Mira, paisano, le he leído a Gabriel García
Márquez que los seres humanos no nacemos para siempre el día en que nuestras
madres nos alumbran, sino que la vida nos obliga a parirnos a nosotros mismos
una y otra vez. Esto me hace pensar que no debemos ser de donde nacemos, sino
de aquel terruño donde creímos parirnos la vez definitiva, aquella en la que
nos creímos ser el ombligo de las maracas de Machín. No es fácil, pues, saber a
ciencia cierta de dónde somos, y a lo sumo, la mayoría de las veces, si se nos
dio la oportunidad de saber más allá de las cuatro reglas aritméticas, acabamos
aceptando que, en realidad, somos de donde hicimos el Bachiller, conjunción de
tiempo y espacio en la que se descubren los valores absolutos y el momento
crucial en el que como una crisálida “agilipollada” (sé, paisano, que es mucho
más académico decir atolondrada) hemos de parirnos solos por segunda o por
tercera vez, dependiendo de lo mamones (en su acepción más peyorativa) que
fuéramos de niños
.
El peligro de volverse a parir en el Macondo particular
que todos llevamos dentro es que tarde o temprano la cabra de nuestra
visceralidad acaba tirando al monte de nuestros despropósitos, ya sea el Monte
Sinaí de Moisés, el Monte Parnaso de los dioses menores, el Monte de los Olivos
de pasión y muerte, o el Monte de Venus de las otras pasiones.

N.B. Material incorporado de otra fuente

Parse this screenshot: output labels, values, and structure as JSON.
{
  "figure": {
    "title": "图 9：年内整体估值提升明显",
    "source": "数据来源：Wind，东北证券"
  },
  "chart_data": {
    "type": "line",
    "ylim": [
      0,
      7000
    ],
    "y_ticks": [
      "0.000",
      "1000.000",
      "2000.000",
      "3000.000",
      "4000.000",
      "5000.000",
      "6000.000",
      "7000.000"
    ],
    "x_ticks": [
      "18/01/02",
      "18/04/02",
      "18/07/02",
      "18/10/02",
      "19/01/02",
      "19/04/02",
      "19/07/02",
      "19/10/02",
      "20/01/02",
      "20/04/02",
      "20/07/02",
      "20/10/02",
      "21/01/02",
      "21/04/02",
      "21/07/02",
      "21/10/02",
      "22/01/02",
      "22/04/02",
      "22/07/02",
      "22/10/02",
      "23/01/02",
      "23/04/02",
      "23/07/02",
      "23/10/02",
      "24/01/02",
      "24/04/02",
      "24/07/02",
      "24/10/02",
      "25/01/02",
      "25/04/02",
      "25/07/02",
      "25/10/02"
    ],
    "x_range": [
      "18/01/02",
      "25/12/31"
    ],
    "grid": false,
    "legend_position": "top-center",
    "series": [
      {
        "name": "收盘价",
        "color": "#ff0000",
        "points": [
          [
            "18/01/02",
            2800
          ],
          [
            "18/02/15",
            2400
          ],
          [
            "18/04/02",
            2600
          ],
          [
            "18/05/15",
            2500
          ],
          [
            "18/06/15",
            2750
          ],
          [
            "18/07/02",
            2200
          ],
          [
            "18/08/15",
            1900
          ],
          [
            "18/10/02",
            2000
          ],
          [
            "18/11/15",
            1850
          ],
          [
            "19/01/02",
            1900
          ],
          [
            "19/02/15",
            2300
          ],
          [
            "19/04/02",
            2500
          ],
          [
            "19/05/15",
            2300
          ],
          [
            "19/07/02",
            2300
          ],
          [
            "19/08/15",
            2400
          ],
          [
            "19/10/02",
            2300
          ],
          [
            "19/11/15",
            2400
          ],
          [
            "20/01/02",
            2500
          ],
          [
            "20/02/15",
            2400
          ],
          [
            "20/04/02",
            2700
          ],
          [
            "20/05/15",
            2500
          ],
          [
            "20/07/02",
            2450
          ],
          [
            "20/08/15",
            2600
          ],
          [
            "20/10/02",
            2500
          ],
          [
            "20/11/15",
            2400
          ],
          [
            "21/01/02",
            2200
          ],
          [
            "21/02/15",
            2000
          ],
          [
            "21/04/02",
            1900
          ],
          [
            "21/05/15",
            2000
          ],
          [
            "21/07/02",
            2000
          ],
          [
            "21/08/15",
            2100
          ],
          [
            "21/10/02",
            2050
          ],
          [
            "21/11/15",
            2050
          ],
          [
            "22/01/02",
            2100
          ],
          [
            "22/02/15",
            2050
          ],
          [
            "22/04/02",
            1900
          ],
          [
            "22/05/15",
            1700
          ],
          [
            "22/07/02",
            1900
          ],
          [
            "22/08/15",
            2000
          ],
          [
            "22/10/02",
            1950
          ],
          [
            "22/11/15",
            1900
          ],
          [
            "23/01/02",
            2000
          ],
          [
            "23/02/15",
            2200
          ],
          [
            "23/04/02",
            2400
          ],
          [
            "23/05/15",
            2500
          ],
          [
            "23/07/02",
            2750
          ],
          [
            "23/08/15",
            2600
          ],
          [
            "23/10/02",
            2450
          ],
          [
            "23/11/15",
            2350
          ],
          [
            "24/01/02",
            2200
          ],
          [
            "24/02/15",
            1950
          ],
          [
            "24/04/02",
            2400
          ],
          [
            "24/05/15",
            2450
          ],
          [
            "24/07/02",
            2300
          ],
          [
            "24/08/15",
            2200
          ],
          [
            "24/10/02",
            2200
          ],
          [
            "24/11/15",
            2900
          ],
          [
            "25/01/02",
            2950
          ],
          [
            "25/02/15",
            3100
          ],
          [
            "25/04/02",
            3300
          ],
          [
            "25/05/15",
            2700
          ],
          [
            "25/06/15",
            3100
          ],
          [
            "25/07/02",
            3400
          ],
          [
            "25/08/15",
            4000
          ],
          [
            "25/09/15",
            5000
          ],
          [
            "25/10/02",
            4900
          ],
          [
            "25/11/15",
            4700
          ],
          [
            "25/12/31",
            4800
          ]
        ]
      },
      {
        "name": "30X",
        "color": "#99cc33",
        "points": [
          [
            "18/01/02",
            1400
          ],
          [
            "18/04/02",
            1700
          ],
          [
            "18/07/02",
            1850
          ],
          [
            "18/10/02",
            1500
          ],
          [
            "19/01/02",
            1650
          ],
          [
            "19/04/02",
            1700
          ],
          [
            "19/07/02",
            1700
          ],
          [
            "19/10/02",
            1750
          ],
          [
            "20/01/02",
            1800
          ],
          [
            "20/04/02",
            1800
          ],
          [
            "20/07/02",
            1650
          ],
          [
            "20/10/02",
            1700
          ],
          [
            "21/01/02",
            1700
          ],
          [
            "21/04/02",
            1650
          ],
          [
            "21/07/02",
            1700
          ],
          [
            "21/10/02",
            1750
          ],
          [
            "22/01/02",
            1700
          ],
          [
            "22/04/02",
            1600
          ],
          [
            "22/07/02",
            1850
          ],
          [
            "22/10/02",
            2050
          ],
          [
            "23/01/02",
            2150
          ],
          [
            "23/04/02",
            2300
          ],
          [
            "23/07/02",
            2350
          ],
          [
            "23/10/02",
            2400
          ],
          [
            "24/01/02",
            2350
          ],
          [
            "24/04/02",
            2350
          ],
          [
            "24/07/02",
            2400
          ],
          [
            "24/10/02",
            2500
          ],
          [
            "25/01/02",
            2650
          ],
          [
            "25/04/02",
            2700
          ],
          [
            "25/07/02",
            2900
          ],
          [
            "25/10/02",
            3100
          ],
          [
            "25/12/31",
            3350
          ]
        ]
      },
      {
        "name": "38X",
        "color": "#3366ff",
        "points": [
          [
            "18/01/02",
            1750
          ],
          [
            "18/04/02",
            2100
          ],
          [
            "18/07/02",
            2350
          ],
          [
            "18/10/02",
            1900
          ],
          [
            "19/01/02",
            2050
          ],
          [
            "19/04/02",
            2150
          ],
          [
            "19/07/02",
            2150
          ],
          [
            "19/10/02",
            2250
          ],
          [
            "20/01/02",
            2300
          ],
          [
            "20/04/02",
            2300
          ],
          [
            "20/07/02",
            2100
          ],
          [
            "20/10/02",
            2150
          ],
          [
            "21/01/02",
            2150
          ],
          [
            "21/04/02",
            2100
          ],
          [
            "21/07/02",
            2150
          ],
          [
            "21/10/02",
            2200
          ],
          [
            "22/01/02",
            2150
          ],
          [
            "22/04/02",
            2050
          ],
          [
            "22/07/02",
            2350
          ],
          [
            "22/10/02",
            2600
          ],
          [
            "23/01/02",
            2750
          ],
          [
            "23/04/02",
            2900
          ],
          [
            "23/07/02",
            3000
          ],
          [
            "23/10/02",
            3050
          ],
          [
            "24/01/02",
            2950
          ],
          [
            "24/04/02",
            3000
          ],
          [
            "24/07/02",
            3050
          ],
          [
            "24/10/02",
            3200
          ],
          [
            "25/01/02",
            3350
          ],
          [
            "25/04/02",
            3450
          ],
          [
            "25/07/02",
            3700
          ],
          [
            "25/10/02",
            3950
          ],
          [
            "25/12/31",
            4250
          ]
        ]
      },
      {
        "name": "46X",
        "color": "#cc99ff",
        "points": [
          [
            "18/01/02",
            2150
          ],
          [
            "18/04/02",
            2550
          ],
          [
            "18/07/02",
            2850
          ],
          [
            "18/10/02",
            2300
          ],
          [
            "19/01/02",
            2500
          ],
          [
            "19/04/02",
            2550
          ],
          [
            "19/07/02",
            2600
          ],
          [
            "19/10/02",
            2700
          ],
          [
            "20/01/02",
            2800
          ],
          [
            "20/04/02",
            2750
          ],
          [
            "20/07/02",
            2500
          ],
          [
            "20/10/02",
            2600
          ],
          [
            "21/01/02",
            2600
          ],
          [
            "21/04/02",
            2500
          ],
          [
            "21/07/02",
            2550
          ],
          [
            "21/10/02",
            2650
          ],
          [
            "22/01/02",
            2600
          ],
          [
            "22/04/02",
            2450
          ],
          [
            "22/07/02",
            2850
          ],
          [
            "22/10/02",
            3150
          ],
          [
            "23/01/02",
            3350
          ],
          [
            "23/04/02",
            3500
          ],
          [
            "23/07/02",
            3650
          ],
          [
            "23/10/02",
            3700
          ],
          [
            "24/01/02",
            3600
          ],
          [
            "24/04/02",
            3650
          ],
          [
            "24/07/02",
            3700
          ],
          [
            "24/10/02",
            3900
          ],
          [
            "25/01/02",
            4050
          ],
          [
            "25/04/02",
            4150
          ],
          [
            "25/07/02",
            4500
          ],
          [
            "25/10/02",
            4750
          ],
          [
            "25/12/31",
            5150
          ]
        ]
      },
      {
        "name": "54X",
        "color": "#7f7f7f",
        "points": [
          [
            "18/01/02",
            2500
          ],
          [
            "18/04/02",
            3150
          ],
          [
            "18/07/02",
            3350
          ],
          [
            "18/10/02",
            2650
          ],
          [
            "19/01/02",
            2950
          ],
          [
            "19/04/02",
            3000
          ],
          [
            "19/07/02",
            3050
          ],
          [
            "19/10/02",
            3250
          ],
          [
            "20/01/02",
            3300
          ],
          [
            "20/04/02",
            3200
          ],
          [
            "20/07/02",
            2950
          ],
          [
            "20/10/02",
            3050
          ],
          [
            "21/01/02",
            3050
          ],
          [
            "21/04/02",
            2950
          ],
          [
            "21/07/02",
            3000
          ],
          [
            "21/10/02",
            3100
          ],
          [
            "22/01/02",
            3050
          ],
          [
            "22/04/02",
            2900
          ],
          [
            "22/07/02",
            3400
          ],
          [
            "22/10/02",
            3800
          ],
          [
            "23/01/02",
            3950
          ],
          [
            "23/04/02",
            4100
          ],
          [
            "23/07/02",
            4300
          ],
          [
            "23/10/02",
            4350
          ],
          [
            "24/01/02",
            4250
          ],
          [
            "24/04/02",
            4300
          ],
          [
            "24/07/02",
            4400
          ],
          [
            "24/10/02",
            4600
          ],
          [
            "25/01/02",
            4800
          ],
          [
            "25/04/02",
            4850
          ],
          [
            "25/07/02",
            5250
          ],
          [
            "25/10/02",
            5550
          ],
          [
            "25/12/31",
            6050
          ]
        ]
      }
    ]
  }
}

Hay quienes, amparándose en
su particular ley natural, están en contra de los matrimonios entre gente del
mismo sexo, y hay quienes, basándose en la Biblia de sus reivindicaciones –“no
es bueno que el hombre esté solo”— piden que los obispos y los curas se casen
con todas sus consecuencias. Por pancartas que sacar a la calle que no
quede, paisano.
Con los años, después de habernos parido en el desencanto sereno de los
cincuenta cumplidos, los valores que aprendimos en la patria del Bachiller se
los come la ironía de nuestras palabras, hasta tal punto, paisano, que ante
tantos que se apuntan a interpretar el pensamiento de los dioses, e incluso, y
llegado el caso, hacerse dioses de sus opiniones y de las ajenas, me he
planteado volver a hacer el Bachiller para así poder parirme en un hombre
nuevo, encantadoramente gris, que antes que plantearse en que dios creer, a que
diablo venderle el alma, con que bandera cubrirse, o que idearios combatir con
“napalm”, disfrute observando el ajetreo de las hormigas construyendo su hormiguero,
viviendo y dejando vivir, como ellas, cada uno de los instantes que componen
cada universo de esta fauna que piadosamente llamamos prójimo.